There have been numerous studies about how people are not working in their dream job. Most people think the best way to change this statistic for you to start your own business. However, this was not an option for. I’m single. I don’t come from a wealthy family. I have no one that I can go to for support. If I quit my job and the business failed, I would be in a serious financial hot mess.
I decided that I would be one of those “crazy” people who pursued their passion while bringing in a steady income. While I was working my 9 to 5, I created a blog called Starengu. This decision left me feeling just as fulfilled. It satisfied my desire for entrepreneurship, keeping up with technology, while not having to stress over how I am going to pay my monthly bills.
For many reasons, it is good to have an outlet. After being on my job for almost six years, I was laid off. This blog helped to pay the bills. I’m really glad I took time to invest in myself and I encourage others to do the same.
Although you will run into some narrow-minded recruiters who are intimidated that a person can handle more than one job, I encourage everyone to invest in themselves to satisfy their desire for fulfillment outside of their 9 to 5 job.
Starengu is where I blog about marketing, productivity, and technology. I treat my blog as a side hustle. It’s my opportunity to connect with other bloggers and small business owners who may or may not have this knowledge. Everything I created for Starengu was built during my spare time (i.e. lunchtime, after work, evenings and weekends). I spend my spare time blogging because it is a fun creative outlet for me. Emphasis on MY spare time.
I was proud of my blog so I included it in my LinkedIn profile. You can imagine how excited I was when I came across job applications that provided an option to list your blog/website. My blog was finally going to get the love I thought it deserved.
My blog was never a “problem” when recruiters were actively recruiting me to join their company while I was working at my last job. However, when I was unemployed the conversation went a little something like this:
Recruiter: “It’s great that you took the initiative to start a blog. That is so awesome. Is your blog something you plan on keeping up when you return back to work?”

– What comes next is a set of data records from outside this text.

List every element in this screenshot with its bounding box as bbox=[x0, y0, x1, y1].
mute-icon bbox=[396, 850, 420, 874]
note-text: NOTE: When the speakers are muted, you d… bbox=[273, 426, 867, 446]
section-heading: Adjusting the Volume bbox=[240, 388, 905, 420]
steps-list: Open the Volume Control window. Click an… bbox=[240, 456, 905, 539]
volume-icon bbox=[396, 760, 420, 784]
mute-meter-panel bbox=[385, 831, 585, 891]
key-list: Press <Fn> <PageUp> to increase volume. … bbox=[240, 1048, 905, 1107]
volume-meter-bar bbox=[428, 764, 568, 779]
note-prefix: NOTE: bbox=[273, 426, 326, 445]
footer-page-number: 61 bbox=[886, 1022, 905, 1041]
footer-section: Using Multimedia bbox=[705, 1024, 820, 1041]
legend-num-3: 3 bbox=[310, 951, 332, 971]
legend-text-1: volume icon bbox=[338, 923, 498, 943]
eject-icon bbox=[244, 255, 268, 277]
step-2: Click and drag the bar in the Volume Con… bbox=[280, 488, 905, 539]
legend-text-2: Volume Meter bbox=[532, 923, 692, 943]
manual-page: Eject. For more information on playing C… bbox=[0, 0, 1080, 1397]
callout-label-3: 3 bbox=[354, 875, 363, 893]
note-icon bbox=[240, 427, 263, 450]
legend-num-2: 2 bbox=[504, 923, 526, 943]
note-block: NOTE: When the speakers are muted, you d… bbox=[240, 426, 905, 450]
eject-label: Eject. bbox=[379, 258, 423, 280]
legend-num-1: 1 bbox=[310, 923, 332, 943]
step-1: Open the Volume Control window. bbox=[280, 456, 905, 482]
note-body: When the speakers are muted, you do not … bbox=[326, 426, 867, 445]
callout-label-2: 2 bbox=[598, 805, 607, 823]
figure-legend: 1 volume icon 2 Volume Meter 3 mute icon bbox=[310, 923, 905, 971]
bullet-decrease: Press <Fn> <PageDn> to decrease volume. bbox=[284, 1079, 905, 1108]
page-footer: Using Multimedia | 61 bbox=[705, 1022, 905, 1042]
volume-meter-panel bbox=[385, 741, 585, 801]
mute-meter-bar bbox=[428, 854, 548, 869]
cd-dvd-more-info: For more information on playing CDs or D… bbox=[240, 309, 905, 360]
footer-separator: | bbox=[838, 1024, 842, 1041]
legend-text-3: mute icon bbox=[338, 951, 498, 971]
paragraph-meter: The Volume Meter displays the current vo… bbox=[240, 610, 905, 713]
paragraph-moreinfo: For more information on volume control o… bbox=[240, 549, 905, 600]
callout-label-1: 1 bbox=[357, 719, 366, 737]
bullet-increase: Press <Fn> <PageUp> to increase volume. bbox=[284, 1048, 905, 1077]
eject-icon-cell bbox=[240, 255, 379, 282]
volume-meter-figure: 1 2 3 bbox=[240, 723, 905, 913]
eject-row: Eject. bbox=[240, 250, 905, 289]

Me: “Yes, this is definitely something that I plan on continuing. I started this blog while I was working during my spare time. It doesn’t interfere with my work because it’s something that I do in my spare time.”
Many recruiters have even stated how impressed they were with my experience at Starengu BEFORE I explained that it was a blog! The irony is that these are the same recruiters who most likely would not have given me the time of day if I did not have my blog listed on my LinkedIn profile. An employer should NOT have an issue with their employees having a blog, podcast, etc. (especially, if it is within their field). If anything this should be encouraged for the following reasons:
Let’s be real. There will always be aspects of your job that you don’t enjoy. Creative outlets like blogging, podcasting, etc. enable your employees to feel more energized to complete those mundane tasks.
Many times when employees pursue a side hustle their tends to be a correlation to their current job. Even if it’s not, the mere fact that they are proactive in gaining the skills they lack positions them to be in an even better position to help your company.
The majority of your employers work to live, not live to work. Even if an employee is not working their “dream job” they will still make an effort to do their job to the best of their ability. Many employees that pursue a side hustle fund it with their job. Their actual job may not promote them or provide them with a bonus. Therefore, it’s only fair that an employee should be able to pursue other ways to make up for the lack of income they aren’t receiving from their job.
Employers need to remember that they are hiring people NOT buying them. You cannot control every aspect of your employees’ life. What they choose to do with their paycheck is up to them. Your employees’ blog is not your competition. You should view it as a tool that demonstrates how passionate they are about helping people, continuing their education, demonstrating their expertise, etc.
Employees spend the majority of their day at work. Companies should not place themselves in a position to further monopolize their employees’ time by discouraging or denying their right to start a blog. Encouraging your staff to express their creativity will help prevent them from searching for greener pastures.